In this condition of the parties, and before the company had paid over any of the money, Fithian & Jones, having a judgment for $800 dollars against Innman, served their attachment execution on the company. It was properly served on the company as the “ debtor, depositary, and bailee” of the money, and could not have been served with effect on the assignees: 1 Casey 362. From the time of such service, says the Act of Assembly, “all effects belonging or due to the defendant by the person or corporation on which service shall be so made, shall remain attached in the hands of such corporation or person,” &c. That was the most impressive notice to the company of the rights of these plaintiffs. After that, the company could not part with any effects in their hands belonging to the defendant, except at their peril. Yet they did. In disregard of the attachment, they paid over the whole $3000 “ as
It is said, it was not the company’s business to liquidate the counsel fees. Perhaps not. But they should have refused payment until they were liquidated.

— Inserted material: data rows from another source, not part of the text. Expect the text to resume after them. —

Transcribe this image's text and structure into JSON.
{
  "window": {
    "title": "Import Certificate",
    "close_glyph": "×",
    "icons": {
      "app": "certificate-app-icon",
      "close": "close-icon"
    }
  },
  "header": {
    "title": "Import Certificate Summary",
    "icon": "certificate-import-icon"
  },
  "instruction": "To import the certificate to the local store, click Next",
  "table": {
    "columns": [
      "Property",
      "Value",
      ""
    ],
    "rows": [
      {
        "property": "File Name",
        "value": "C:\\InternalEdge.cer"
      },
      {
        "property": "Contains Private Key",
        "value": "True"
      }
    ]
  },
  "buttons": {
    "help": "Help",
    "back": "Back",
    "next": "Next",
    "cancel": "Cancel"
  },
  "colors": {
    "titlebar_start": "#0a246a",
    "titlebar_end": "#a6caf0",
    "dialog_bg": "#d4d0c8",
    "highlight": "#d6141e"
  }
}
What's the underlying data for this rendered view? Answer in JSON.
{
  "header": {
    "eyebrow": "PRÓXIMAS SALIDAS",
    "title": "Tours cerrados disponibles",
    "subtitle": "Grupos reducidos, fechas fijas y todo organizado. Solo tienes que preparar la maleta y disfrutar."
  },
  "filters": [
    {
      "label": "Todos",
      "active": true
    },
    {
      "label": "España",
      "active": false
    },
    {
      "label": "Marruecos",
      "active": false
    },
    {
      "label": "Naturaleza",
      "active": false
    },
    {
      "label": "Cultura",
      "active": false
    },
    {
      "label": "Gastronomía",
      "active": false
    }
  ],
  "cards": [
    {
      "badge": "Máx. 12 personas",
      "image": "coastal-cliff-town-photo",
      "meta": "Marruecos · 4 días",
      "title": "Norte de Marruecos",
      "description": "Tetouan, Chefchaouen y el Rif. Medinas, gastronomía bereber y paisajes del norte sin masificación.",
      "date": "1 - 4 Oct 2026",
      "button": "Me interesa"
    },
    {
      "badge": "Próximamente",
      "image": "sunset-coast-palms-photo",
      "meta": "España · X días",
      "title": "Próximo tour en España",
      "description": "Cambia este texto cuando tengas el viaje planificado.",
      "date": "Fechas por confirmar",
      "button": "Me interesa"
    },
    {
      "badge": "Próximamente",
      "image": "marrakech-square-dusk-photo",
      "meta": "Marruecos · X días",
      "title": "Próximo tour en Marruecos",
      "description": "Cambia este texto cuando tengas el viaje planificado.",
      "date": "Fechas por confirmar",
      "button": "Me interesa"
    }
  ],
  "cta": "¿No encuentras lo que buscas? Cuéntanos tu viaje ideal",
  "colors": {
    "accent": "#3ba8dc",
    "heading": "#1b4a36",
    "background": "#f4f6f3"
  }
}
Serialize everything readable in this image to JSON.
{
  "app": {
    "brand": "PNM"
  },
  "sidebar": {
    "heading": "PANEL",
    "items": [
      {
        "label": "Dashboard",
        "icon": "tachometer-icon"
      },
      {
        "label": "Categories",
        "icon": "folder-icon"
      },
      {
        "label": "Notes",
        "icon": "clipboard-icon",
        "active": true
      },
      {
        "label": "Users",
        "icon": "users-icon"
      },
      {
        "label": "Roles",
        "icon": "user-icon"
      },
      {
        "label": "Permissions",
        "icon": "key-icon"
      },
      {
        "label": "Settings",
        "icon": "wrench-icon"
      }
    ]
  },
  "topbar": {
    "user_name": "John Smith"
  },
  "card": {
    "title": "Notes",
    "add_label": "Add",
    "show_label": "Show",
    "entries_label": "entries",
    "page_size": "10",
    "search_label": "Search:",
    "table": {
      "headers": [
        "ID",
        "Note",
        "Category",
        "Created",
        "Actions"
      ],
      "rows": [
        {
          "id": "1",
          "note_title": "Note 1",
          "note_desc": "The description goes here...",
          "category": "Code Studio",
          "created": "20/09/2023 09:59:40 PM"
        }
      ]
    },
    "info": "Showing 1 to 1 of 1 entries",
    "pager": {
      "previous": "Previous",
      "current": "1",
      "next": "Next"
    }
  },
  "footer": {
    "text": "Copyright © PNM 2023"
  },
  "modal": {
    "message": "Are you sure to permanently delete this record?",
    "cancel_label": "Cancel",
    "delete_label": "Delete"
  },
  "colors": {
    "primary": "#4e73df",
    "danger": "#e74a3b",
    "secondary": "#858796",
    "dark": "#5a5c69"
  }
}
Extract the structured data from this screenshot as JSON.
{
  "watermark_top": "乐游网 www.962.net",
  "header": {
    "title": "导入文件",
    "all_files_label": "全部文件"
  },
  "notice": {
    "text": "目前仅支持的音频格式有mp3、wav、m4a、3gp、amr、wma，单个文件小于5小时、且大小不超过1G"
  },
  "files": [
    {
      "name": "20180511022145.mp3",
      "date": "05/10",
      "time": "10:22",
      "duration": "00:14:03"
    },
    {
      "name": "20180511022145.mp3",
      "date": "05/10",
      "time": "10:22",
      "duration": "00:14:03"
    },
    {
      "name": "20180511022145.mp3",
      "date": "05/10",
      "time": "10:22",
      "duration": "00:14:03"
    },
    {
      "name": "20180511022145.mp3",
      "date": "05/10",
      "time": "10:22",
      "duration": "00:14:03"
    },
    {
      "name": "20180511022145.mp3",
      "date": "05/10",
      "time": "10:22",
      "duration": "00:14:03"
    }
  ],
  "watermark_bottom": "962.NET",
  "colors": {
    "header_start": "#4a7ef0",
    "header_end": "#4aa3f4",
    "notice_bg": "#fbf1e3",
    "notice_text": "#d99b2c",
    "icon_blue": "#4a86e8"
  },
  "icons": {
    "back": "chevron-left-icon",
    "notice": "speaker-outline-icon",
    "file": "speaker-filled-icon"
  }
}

Standing as a stakeholder between the parties, they should have required Dickinson and Wright to define the extent of their interest under the assignment. With or without the assignment, the company might have paid the whole fund to those gentlemen, if no other rights had intervened; but seeing, as they were bound to see, from the assignment, that Innman had still a beneficial interest in the fund, and that his creditors had acquired a legal lien upon it, they assumed a greater responsibility than an attempt at liquidation would have imposed, when they decided that the whole fund of $8000 was necessary to secure counsel fees and advances for obtaining an award of that sum. Protracted and difficult litigation, carried through a series of courts, sometimes consumes the whole stake played for; but the company knew perfectly that this was not sport of that sort. It was simply an award of a referee, the cash advances for which were only $50, and the counsel fees, as finally settled, $1000. It would have been a reasonable presumption for the company to make, that the cost of such litigation would scarcely exceed one-third of the recovery; but if they had assumed it at two-thirds, money enough would still have remained in their hands to have satisfied the plaintiffs. The safe and proper way, however, would have been to refuse all payment until conflicting rights were defined. The payment made by the company was in their own wrong, and furnishes no ground of defence whatever.
Although the plaintiffs’ debt was only $800, and the result shows that the company had some $2000 of the defendant’s effects in their hands when the attachment came to them, yet the company have permitted that money to go to the defendant through his counsel, to the utter defeat of the statutory remedy, and the rights of the plaintiffs. If such a proceeding were sustained, every attaching creditor might be balked, and the statute would be worse than useless.
The question of Wright’s competency loses all of its importance in the view we have taken of the case. Still we think that, under the circumstances of the case, he was competent as a witness.
The judgment is reversed, and a venire de novo awarded.